Hepel et al treated 16 patients from 1997 to 2007, including 3 patients who were treated adjuvantly and 13 with salvage after local failure, to a median dose of 73 Gy. The majority of patients were treated to the whole pelvis with 3-dimensional CRT to 45 Gy followed by an IMRT boost to the prostate gland to 73 Gy. Two patients had IMRT for the entire treatment. No grade 3 toxicities were noted, although 1 case each of grade 2 rectal bleeding and urge incontinence were observed.

Choi et al treated 9 patients from 2008 to 2010; 7 were treated in a manner similar to that used by Hepel et al, with 45 Gy by 3-dimensional CRT to the prostate, seminal vesicles, and lymph nodes followed by an IMRT boost to the prostate for a median dose of 79.2 Gy, and 2 patients had all IMRT to 72 Gy. Some patients were treated with daily image guidance using fiducial markers, but it is not clear how many. Other patients were treated with weekly port films. No late grade 3 or higher GU or GI toxicities were reported. A more detailed comparison of these studies and our results can be found in Table 3.

Table 3

Comparison with other salvage radiation therapy series

	# of patients	Mean precryo PSA (ng/mL)	Median interval	Mean pre-RT PSA (ng/mL)	Median dose (Gy)	Grade 3 toxicities	Median FU (months)	Treatment type
Burton	49	15.7	NR	2.4	64.8	0	32	3DCRT
McDonough	6	NR	36	2.3	66	1	34	3DCRT
Hepel	16	8.7	50	6	73	0	33	3D/IMRT
Choi	9	8.3	20.5	4.3	79.2	0	31	3D/IMRT
Our Study	8	14.7	68	8.4	77.7	0	55	IGRT

3D, 3-dimensional; 3DCRT, 3-dimensional conformal radiation therapy; FU, follow-up; IGRT, image guided radiation therapy; IMRT, intensity modulated radiation therapy; PSA, prostate-specific antigen; NR, not reported; RT, radiation therapy.

Ours is the first series to use modern radiation therapy techniques for all patients receiving dose-escalated IG-IMRT with daily image guidance. In addition, the 55-month median follow-up in our series is significantly longer than that in previously published reports. Using this technique, the crude rate of biochemical disease-free survival after salvage in our series is 75% at 5 years. There were no late grade 2 or 3 GI or GU toxicities.

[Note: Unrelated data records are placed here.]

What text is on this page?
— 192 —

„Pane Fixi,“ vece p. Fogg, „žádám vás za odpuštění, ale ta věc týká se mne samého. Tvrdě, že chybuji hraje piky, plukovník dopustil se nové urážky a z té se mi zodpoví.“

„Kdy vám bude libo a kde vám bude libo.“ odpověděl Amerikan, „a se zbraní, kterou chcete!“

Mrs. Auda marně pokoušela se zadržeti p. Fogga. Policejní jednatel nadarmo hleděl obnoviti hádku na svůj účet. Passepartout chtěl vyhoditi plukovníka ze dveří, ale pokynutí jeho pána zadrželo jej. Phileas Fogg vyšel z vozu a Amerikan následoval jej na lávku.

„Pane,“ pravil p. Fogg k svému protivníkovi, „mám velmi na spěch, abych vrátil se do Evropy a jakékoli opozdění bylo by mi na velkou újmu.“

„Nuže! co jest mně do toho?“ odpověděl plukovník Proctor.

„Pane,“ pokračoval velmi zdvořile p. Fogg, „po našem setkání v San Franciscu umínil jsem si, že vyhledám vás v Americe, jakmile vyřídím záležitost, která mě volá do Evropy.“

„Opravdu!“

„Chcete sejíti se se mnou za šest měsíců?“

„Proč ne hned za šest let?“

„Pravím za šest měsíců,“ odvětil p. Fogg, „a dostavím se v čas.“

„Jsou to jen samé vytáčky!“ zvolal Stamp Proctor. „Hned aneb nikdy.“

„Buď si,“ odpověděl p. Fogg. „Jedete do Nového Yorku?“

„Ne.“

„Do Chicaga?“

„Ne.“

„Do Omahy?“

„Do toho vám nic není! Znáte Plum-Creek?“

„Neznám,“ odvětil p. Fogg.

As previously mentioned, alternatives to EBRT for salvage after cryotherapy failure are associated with significant toxicity and low efficacy. Koppie et al reported that only 8 of 24 patients undergoing repeat cryotherapy as salvage treatment after primary cryotherapy failure had favorable PSA responses in addition to the increased number of complications already mentioned, while salvage prostatectomy is difficult due to fibrosis.10, 11, 15 In conjunction with the studies mentioned, our results indicate that salvage IG-IMRT can be an effective treatment after cryotherapy failure. Concerns about high rates of GI or GU toxicities have not been reflected in these studies, even with increasing radiation doses.

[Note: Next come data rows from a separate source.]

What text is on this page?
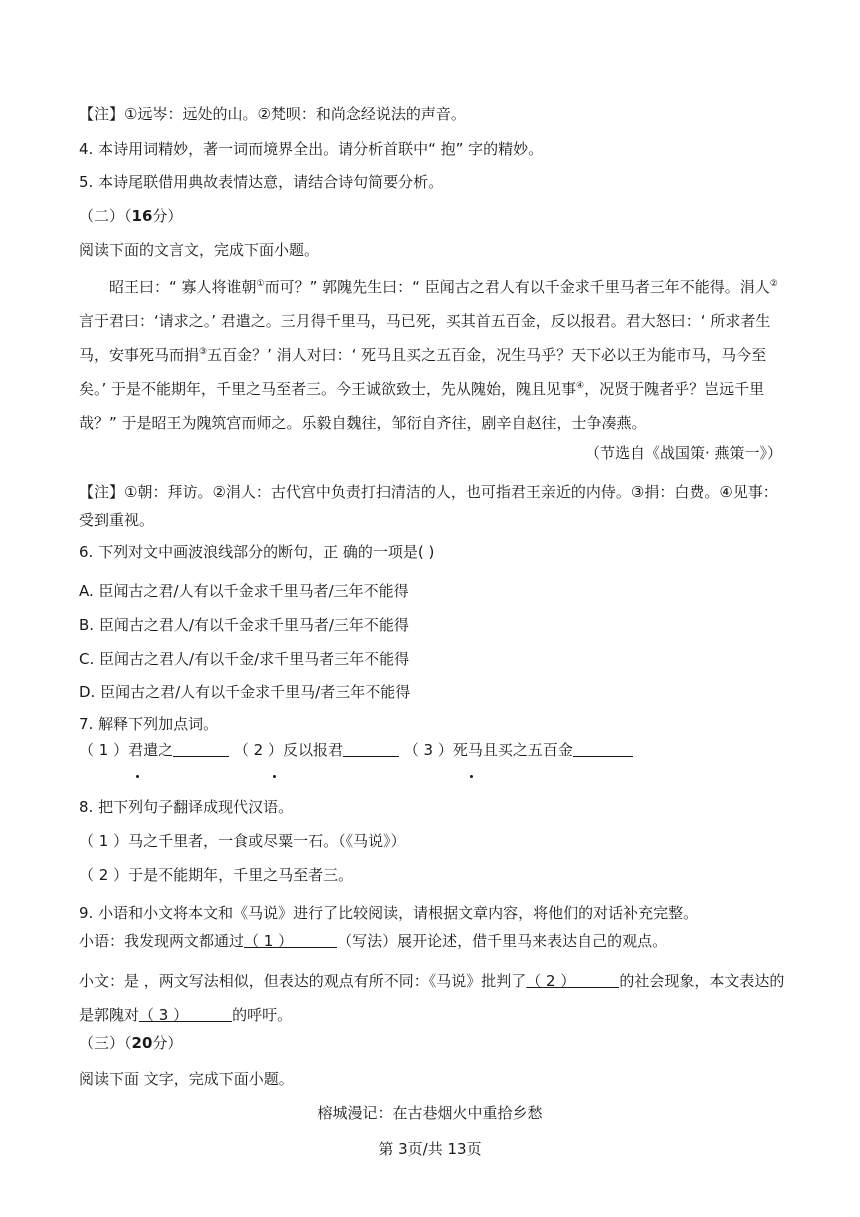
【注】①远岑：远处的山。②梵呗：和尚念经说法的声音。
4. 本诗用词精妙，著一词而境界全出。请分析首联中“ 抱” 字的精妙。
5. 本诗尾联借用典故表情达意，请结合诗句简要分析。
（二）（16分）
阅读下面的文言文，完成下面小题。
昭王曰：“ 寡人将谁朝①而可？” 郭隗先生曰：“ 臣闻古之君人有以千金求千里马者三年不能得。涓人②言于君曰：‘请求之。’ 君遣之。三月得千里马，马已死，买其首五百金，反以报君。君大怒曰：‘ 所求者生马，安事死马而捐③五百金？’ 涓人对曰：‘ 死马且买之五百金，况生马乎？天下必以王为能市马，马今至矣。’ 于是不能期年，千里之马至者三。今王诚欲致士，先从隗始，隗且见事④，况贤于隗者乎？岂远千里哉？” 于是昭王为隗筑宫而师之。乐毅自魏往，邹衍自齐往，剧辛自赵往，士争凑燕。
（节选自《战国策· 燕策一》）
【注】①朝：拜访。②涓人：古代宫中负责打扫清洁的人，也可指君王亲近的内侍。③捐：白费。④见事：受到重视。
6. 下列对文中画波浪线部分的断句，正 确的一项是( )
A. 臣闻古之君/人有以千金求千里马者/三年不能得
B. 臣闻古之君人/有以千金求千里马者/三年不能得
C. 臣闻古之君人/有以千金/求千里马者三年不能得
D. 臣闻古之君/人有以千金求千里马/者三年不能得
7. 解释下列加点词。
（ 1 ）君遣之	（ 2 ）反以报君	（ 3 ）死马且买之五百金
8. 把下列句子翻译成现代汉语。
（ 1 ）马之千里者，一食或尽粟一石。（《马说》）
（ 2 ）于是不能期年，千里之马至者三。
9. 小语和小文将本文和《马说》进行了比较阅读，请根据文章内容，将他们的对话补充完整。
小语：我发现两文都通过（ 1 ）	（写法）展开论述，借千里马来表达自己的观点。
小文：是 ，两文写法相似，但表达的观点有所不同：《马说》批判了（ 2 ）	的社会现象，本文表达的是郭隗对（ 3 ）	的呼吁。
（三）（20分）
阅读下面 文字，完成下面小题。
榕城漫记：在古巷烟火中重拾乡愁
第 3页/共 13页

In their case series, McDonough et al offered the theory that the sequence of cryotherapy and EBRT is the source of increased toxicity and that microvasculature changes after radiation enhance hypoxia and necrosis when cryotherapy is used as salvage after radiation failure but not in EBRT as salvage after cryotherapy.8, 19 Although it is unclear if this is the case and it is likely a multifactorial issue, recent reports on salvage cryotherapy after radiation have reported more serious side effects, such as rectourethral fistulas, urinary retention, and urge incontinence requiring pads, than the toxicities seen in these few case series on salvage EBRT after cryotherapy.20, 21

Limitations of this study include its retrospective nature and the small study size. Although the median follow-up of this study is longer than that in similar studies, a full evaluation of late toxicities and biochemical control would be enhanced by longer follow-up.

Conclusion

High-dose IG-IMRT results in high rates of salvage and extremely low rates of serious late toxicity for patients with locally recurrent prostate cancer after cryotherapy. Although the results are encouraging, given the small number of patients in this and other series, we remain cautious with regard to this treatment and believe the use of salvage radiation therapy after cryotherapy warrants further study.